Na TVI passou uma reportagem envolvendo testemunhos de pais de crianças e adolescentes com necessidades educativas especiais, sim, necessidades educativas especiais, que referiram experiências muito duras vivenciadas pelos seus filhos em diferentes contextos educativos. Estão ligados ao Movimento para Inclusão Efectiva e referem desde comportamentos discriminatórios e mesmo de maus tratos, falta de respostas, falta de recursos, falta de apoios especializados, etc. Um dos pais refere, “o grande problema é a falta de inclusão, só”.
Lamentavelmente, não é nada de
novo, mas cada situação referida e muitas outras que conhecemos traduzem o que
costumo designar por Lado B da chamada Educação Inclusiva.
Existe um Lado A, o lado das
experiências positivas que também conhecemos e que se desenvolvem em muitas
comunidades educativas, também fazem parte do lado A muitos discursos, quer da
tutela, quer de outra iniciativa, que num exercício de "wishful
thinking" nos falam de que tudo está (quase) bem. Também integra o Lado A um trabalho divulgado em Abril pela OCDE,
“Review of Inclusive Education in Portugal” que, com base numa análise a seis
agrupamentos e a que na altura fiz referência, encontrou “um ambiente
genuinamente inclusivo” e em linha com a apreciação de que a legislação
portuguesa relativa à promoção de educação inclusiva é “das mais abrangentes
dos países da OCDE”.
A grande questão é que existe um Lado
B de que falei acima. Um trabalho da Fenprof relizado em 2022 a partir de
levantamento realizado com a colaboração de direcções de agrupamentos referenciou
múltiplas situações em que o limite de alunos com necessidades educativas
especiais por turma não é cumprido, sendo que em turmas de 1º ciclo com
diferentes com alunos de diferentes anos de escolaridade as dificuldades
agravam-se.
Foi referida a insuficiência e
docentes, de técnicos (psicólogos e terapeutas) e mantém-se a carência de
auxiliares que acompanhem os alunos “dentro e fora da sala de aula”, sendo também
questionado o modelo de funcionamento e financiamento dos Centros de Recurso
para a Inclusão.
Também o relatório da
Inspecção-Geral de Educação e Ciência, “Organização do ano lectivo 2020-2021”,
que aqui referi e realizado 97 escolas ou agrupamentos mostrou que em 30,8% das
turmas de 5º ano com alunos com relatório técnico-pedagógico o limite de dois
alunos por turma não era cumprido. Também 12,4% das escolas avaliadas não
conseguem operacionalizar todas as medidas de apoio definidas nos relatórios
técnico-pedagógicos. As direcções escolares referem a insuficiência de recursos
humanos adequados.
A verdade é que para as crianças
com necessidades especiais e respectivas famílias, área que melhor conheço, a
vida é muito complicada face à qualidade e acessibilidade aos apoios e recursos
educativos e especializados necessários. Como disse, não esqueço os bons
exemplos e práticas que conhecemos, assim como sei do empenho e
profissionalismo da maioria dos profissionais que trabalham nestas áreas.

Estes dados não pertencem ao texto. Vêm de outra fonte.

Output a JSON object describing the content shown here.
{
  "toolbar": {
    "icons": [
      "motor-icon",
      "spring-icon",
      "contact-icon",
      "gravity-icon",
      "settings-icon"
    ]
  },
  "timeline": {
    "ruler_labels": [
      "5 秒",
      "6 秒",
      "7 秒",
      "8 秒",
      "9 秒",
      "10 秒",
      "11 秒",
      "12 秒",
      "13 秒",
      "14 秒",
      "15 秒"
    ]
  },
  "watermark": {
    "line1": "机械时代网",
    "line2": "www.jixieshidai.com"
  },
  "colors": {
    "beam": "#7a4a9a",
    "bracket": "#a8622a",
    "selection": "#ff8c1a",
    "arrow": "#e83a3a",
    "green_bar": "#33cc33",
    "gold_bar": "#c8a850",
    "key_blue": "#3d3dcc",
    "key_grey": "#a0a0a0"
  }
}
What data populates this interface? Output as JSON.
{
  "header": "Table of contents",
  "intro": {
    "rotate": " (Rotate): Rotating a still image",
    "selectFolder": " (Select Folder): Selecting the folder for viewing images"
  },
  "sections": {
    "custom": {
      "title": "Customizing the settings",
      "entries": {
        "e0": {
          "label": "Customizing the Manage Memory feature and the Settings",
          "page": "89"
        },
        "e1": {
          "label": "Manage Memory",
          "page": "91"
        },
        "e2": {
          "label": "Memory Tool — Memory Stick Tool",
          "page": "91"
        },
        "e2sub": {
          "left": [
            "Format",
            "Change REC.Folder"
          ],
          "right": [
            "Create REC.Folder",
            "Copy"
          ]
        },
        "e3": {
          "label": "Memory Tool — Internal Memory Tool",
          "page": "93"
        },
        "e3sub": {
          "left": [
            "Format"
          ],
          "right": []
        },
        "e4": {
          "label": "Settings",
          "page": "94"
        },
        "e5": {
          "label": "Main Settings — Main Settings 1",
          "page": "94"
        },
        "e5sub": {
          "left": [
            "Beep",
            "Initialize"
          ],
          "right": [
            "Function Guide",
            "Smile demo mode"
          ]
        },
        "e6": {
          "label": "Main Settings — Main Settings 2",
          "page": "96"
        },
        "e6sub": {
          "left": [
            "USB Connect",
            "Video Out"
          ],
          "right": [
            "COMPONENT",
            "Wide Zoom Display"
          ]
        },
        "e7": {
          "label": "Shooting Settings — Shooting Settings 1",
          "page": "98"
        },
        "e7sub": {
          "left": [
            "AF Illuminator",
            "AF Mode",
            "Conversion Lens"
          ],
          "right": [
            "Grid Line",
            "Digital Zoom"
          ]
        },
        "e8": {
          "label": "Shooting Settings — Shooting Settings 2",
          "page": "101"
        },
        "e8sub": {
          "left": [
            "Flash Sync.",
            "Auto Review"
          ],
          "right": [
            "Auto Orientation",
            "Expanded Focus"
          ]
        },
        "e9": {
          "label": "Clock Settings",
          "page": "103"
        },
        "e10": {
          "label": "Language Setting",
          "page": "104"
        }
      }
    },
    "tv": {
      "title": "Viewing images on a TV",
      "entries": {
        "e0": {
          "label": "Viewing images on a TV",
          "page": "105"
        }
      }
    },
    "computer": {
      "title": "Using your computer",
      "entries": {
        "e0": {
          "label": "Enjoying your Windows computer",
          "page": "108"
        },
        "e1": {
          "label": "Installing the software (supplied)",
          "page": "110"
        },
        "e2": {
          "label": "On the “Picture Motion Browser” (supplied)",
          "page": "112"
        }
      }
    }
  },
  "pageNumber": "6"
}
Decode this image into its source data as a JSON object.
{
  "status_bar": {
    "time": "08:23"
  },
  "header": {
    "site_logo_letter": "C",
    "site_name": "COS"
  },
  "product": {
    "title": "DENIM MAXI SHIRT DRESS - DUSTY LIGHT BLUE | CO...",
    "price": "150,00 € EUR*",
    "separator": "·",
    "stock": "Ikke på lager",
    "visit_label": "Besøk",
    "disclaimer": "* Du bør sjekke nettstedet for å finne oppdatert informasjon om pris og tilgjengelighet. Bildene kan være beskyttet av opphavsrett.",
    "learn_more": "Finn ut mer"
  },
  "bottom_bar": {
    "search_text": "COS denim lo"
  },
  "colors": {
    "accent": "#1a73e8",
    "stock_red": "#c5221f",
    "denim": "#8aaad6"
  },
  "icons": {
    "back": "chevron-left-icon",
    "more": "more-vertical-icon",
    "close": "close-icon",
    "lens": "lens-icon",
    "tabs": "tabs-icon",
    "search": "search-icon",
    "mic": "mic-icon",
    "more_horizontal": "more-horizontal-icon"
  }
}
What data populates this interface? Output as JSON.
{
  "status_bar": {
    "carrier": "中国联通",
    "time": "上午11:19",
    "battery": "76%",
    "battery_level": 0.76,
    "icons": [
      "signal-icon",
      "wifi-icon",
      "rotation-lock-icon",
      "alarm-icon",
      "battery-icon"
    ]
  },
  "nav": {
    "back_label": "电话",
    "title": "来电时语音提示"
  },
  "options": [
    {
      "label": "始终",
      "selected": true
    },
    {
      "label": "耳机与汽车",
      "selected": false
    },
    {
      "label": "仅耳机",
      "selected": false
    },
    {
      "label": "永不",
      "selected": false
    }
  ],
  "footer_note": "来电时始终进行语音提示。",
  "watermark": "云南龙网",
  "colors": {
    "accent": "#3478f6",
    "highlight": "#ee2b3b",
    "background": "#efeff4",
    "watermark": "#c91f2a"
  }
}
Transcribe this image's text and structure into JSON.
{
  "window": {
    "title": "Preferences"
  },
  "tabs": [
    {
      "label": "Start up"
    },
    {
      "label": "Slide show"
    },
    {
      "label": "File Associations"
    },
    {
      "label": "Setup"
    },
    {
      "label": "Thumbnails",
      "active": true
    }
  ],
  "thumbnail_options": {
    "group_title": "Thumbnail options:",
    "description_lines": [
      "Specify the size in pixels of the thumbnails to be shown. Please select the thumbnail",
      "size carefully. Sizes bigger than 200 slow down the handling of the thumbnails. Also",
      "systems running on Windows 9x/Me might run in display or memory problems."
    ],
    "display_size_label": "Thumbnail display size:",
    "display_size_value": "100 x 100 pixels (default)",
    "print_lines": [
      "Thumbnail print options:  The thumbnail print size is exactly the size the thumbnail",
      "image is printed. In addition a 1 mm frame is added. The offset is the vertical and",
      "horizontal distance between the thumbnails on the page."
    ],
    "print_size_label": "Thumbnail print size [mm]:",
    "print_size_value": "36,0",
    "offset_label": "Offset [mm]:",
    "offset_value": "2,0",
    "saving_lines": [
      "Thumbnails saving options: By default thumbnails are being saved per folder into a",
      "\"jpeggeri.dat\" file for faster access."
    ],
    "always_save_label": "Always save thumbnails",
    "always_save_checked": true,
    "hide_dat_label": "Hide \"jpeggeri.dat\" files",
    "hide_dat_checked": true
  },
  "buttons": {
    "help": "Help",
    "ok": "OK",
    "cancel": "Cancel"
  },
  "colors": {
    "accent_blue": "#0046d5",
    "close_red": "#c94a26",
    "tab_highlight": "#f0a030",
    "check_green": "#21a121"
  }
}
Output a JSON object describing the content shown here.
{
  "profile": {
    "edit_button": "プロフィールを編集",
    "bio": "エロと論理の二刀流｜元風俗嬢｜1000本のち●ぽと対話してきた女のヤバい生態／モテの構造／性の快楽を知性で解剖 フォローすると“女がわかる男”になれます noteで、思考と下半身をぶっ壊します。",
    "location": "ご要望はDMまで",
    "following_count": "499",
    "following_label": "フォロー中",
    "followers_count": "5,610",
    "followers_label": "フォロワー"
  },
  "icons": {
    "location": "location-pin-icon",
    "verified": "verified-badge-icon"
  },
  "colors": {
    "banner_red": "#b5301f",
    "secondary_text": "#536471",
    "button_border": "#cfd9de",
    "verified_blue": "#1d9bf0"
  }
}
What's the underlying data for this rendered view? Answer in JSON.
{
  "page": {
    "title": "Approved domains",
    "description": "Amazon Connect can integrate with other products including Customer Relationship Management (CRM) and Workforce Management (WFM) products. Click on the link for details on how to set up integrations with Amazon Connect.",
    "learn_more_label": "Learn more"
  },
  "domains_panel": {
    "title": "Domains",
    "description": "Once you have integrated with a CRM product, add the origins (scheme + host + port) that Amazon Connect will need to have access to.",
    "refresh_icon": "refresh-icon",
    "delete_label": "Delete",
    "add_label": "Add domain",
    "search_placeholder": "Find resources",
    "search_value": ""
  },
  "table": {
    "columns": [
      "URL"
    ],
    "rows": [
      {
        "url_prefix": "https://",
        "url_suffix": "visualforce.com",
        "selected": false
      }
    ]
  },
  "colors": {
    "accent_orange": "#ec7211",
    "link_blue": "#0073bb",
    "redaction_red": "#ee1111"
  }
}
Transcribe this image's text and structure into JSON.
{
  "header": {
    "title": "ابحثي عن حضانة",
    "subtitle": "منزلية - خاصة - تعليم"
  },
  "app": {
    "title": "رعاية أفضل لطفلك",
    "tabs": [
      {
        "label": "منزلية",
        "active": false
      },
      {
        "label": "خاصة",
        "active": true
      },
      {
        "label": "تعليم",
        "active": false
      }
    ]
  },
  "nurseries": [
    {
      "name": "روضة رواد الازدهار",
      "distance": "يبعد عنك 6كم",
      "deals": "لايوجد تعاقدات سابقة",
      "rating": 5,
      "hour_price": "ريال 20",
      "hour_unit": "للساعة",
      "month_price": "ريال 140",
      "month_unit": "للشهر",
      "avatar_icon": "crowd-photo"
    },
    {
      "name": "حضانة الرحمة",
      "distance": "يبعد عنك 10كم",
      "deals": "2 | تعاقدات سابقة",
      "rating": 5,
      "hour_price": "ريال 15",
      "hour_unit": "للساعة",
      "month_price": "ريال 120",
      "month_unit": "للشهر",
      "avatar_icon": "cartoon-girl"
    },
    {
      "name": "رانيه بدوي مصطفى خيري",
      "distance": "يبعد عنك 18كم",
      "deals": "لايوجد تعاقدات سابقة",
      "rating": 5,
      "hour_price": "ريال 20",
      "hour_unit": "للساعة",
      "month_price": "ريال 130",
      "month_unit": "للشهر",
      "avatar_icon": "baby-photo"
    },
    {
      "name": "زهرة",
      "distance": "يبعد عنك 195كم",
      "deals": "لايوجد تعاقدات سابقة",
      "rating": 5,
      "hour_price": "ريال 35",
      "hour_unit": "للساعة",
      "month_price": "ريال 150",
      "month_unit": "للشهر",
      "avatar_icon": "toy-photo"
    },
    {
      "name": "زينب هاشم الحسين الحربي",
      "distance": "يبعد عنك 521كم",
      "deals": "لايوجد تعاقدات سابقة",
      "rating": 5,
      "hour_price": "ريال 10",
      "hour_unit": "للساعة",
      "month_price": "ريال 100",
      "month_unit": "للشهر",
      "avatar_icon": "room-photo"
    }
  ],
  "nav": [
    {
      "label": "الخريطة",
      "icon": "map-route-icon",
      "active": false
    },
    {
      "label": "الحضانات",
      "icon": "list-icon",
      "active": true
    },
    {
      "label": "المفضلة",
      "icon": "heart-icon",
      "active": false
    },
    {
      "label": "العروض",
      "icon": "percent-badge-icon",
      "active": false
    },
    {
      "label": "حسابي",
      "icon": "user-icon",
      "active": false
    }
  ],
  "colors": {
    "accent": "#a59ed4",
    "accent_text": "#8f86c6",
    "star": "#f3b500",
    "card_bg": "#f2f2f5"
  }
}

É verdade que a questão da inclusão, em particular da inclusão em educação, é presença regular nos discursos actuais. É objecto de todas as apreciações, ilumina todas as perspectivas e acomoda todas as práticas, incluindo a “entregação” que manifestamente não promove inclusão, antes pelo contrário. Apesar do bom trabalho que existe e deve ser sublinhado, por vezes, demasiadas vezes, confunde-se colocação educativa, crianças com necessidades especiais na sala de aula regular, com inclusão. Aliás, até a exclusão de muitos alunos da sala de aula e das actividades comuns é frequentemente realizada … em nome da inclusão. E não acontece nada.
O termo está tão desgastado que
já nem sabemos bem o que significa. Insisto em que não esqueço o que positivo
se faz, mas conheço tantas práticas e tantos discursos que alimentam exclusão e
que são desenvolvidas e enunciados ... em nome da inclusão. Tantas vezes me
lembro do Mestre Almada Negreiros que na "Cena do Ódio" falava da
"Pátria onde Camões morreu de fome e onde todos enchem a barriga de
Camões".
Não é por muito afirmar a escola
inclusiva que a educação se torna inclusiva, o pensamento mágico tantas vezes
expresso não … não é a realidade.
As pessoas com deficiência e as
suas famílias não precisam de tolerância, não precisam de privilégios, não
precisam de caridade, precisam só de ver os seus direitos considerados. Os
direitos não são de geometria variável cumprindo-se apenas quando é possível.
Este é o caderno de encargos que
nos convoca a todos, todos os anos, todos os dias.